Wind­sor ‘Man’s Lunch’ cel­e­brates the Jewish deli

The Canadian Jewish News (Toronto) - - News - RON STANG

It was a cel­e­bra­tion of the tra­di­tional deli when more than 100 mem­bers of Wind­sor Ont.’s lo­cal Jewish com­mu­nity, many who hadn’t seen each other in years, gath­ered for an old-school “Man’s Lunch” to “fress, kib­b­itz and kvetch” over steam­ing hot kosher corned beef and pas­trami.

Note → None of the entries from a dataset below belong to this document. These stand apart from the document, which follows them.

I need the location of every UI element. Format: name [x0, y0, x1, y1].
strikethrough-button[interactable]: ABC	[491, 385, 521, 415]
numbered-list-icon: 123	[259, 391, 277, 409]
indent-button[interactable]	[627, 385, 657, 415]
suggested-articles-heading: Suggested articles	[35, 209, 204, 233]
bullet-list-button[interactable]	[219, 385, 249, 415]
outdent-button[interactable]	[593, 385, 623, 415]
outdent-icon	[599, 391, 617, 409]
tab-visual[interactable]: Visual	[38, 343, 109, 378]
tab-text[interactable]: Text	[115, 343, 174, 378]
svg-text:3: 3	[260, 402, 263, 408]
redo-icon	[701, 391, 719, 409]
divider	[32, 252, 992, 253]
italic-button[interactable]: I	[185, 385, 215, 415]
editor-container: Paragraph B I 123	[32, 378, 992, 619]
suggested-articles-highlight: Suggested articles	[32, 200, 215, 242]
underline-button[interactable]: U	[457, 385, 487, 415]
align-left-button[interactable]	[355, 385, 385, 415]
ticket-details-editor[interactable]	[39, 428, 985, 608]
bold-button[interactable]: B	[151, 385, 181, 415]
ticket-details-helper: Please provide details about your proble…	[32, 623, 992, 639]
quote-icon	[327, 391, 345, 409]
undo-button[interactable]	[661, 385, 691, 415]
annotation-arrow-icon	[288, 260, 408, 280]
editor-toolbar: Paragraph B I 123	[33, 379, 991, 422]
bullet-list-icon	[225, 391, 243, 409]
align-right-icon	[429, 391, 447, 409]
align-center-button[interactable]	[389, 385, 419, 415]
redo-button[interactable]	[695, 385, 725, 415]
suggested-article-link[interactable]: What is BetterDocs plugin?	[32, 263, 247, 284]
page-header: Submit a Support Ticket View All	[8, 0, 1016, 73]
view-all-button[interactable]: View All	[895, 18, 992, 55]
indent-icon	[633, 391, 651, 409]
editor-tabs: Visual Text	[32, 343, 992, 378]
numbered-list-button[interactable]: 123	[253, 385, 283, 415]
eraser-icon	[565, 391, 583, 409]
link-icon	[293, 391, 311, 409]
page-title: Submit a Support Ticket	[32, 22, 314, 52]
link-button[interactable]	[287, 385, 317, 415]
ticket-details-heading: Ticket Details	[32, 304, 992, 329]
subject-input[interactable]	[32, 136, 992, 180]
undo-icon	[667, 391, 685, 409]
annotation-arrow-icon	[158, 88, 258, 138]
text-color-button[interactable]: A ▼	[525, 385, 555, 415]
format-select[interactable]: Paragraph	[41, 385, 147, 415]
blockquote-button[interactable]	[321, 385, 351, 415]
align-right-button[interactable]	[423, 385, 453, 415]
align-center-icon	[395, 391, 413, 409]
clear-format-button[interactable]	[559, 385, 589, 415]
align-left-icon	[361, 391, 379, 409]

The lunch, held Jan. 18 in Shaar Hashomayim Con­gre­ga­tion’s so­cial hall, was an ef­fort not just to strengthen the bonds of the city’s Jewish com­mu­nity, but to raise money to re­ha­bil­i­tate its He­brew school, which hasn’t been re­fur­bished since it opened in 1963.

Ac­cord­ingly, a silent auc­tion was held to bid on large-scale, ready-for-fram­ing repli­cas of menus from some of North Amer­ica’s most iconic Jewish del­i­catessens, from New York’s Carnegie to Wolfie Co­hen’s Ras­cal House in Mi­ami Beach to Schwartz’s in Montreal. A copy of New York’s Sec­ond Av­enue Deli Cook­book was also up for bids.

Be­ing screened in the back­ground was the 2015 film Deli Man by di­rec­tor Erik An­jou, which lov­ingly doc­u­mented the de­cline of the tra­di­tional Jewish deli and ef­forts to re­vi­tal­ize it.

“There are fewer and fewer kosher delis,” said Bill Me­chanic, a lo­cal busi­ness­man and or­ga­nizer of the lunch, which he paid for en­tirely out of his own pocket and hopes to make it a twice-a-year event. “It’s part of our fab­ric as Jews. It’s what we eat and it’s dis­ap­pear­ing.”

Me­chanic played up the male club as­pect of the event. “My grand­fa­ther – my zaide – he was a fresser. My dad he was a fresser. I’m a fresser.”

Later, he jok­ingly told the gath­er­ing that the rea­son the event was ad­ver­tised for men only was be­cause “if we let the women in here, they wouldn’t let us eat this stuff.”

Con­sid­er­able or­ga­niz­ing went into plan­ning the kosher feast. Me­chanic said 82 pounds of brisket was or­dered from Hamil­ton Kosher in Hamil­ton.

“They gave us all the in­struc­tions. Ev­ery sin­gle thing we had to do the guys in Hamil­ton walked us through it,” Me­chanic said. He also se­cured 20 “beau­ti­ful rye breads” from The Bake Sta­tion in South­field, Mich., a kosher bak­ery across the river in sub­ur­ban Detroit.

Cole slaw, pick­les, and desserts – in­clud­ing seven-layer cake and kichel –rounded out the meal.

A slicer was set up in the shul’s kitchen, and well-known city lawyer Sam Moss­man, the “maven,” did the hon­ours of cut­ting the meat, ar­riv­ing a few hours ahead of time on the mid-week morn­ing.

Moss­man is the son of Dave Moss­man, who ran Wind­sor’s iconic Moss­man’s Del­i­catessen, which op­er­ated be­tween 1948 and 1979. He was wear­ing a Moss­man’s Del­i­catessen T-shirt, as were other vol­un­teer staff, which were spe­cially made for the lunch.

“It was an in­te­gral part of our fam­ily,” Moss­man said of the deli. “We even had our own dill pickle fac­tory in our garage.”

In fact, some­one re­cently gave Sam the deli’s orig­i­nal slicer, dat­ing to the 1930s.

“It’s all seized up, miss­ing parts, com­pletely use­less, but I couldn’t not have it,” he said.

He joked that he was con­sid­ered part of the city’s “deli roy­alty.”

Moss­man also said he, like many oth­ers at­tend­ing, hadn’t been in the syn­a­gogue, where he went to He­brew school, in “many, many” years.

“And it’s a won­der­ful thing to bring the com­mu­nity back to­gether,” he said. “Be­cause, you know, we live our sep­a­rate lives. And the more sec­u­lar we be­come, even the High Hol­i­days don’t nec­es­sar­ily bring ev­ery­one to­gether any­more.”


The Wind­sor Man’s Lunch kitchen crew sport­ing famed Moss­man’s Del­i­catessen T-shirts, from left, Sam Moss­man, Mark Abra­ham, Bill Me­chanic and Steve Meretsky.